A conventional lifting pipe for deep sea mining is usually very long and consist of many short pipe pieces. In order to connect these pipes, each piece must have a special connecting mechanism and this part is vulnerable to fatigue damage during local operation period. To improve these structural and operational drawbacks, the pipe tow method may be applied. Among many tow methods, the most feasible method is selected and its applicability is confirmed using analytical solutions for static tow conditions. Together with the well established tow procedure, an efficient procedure for installing and operating a lifting pipe and a miner is studied to reduce down-time.

INTRODUCTION

The tow method has been widely applied to install offshore pipelines.

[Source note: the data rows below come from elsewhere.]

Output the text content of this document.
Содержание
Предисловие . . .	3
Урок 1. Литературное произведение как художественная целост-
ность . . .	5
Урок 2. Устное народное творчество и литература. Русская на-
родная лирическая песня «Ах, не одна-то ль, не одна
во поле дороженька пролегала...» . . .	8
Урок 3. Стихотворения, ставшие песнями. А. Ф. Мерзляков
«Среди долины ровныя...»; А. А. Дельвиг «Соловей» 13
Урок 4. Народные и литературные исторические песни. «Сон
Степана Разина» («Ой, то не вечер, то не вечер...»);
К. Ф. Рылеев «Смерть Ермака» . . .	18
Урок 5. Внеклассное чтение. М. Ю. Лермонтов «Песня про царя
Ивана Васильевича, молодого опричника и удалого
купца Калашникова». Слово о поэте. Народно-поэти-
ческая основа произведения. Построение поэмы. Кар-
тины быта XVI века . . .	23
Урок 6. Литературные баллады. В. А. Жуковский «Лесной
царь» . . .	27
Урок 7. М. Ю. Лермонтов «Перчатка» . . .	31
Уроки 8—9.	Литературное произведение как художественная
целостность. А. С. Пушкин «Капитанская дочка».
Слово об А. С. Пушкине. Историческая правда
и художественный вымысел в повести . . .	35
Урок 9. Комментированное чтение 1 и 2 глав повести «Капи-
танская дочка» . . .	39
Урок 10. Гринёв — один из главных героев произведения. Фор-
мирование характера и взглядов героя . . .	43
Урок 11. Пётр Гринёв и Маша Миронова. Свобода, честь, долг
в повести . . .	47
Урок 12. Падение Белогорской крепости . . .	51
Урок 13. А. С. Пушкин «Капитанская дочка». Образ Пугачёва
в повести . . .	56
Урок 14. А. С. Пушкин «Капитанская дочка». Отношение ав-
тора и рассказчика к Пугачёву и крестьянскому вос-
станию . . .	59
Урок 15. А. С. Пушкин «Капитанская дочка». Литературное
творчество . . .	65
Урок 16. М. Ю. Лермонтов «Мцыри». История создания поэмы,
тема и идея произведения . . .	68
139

The basic concept of the tow method is to tow and lay the pipe at an off-shore location after joining and testing the system at an on-shore fabrication site. This method, therefore, assures improved production quality of pipelines and reduces offshore work significantly and can be applied economically and easily to all kinds of pipe. There has been many studies and reports on the towing of pipelines (Costello et al, 1983, Nedergaard et al, 1989, den Boer et al, 1990, and Jang, 1996), tension leg platform (TLP) tethers (Ishikawa et al, 1992), and pipes for ocean thermal energy conversion (OTEC, Nihous, 1995) and these showed that with careful design the tow method can be applied successfully to all kinds of pipe regardless of pipe size, pipe type and water depth. In case of a conventional lifting pipe for deep sea mining, it is usually very long and consists of many short pipes. In order to connect these pieces, each piece must have a special connecting mechanism and this part is vulnerable to fatigue damage during long operation period.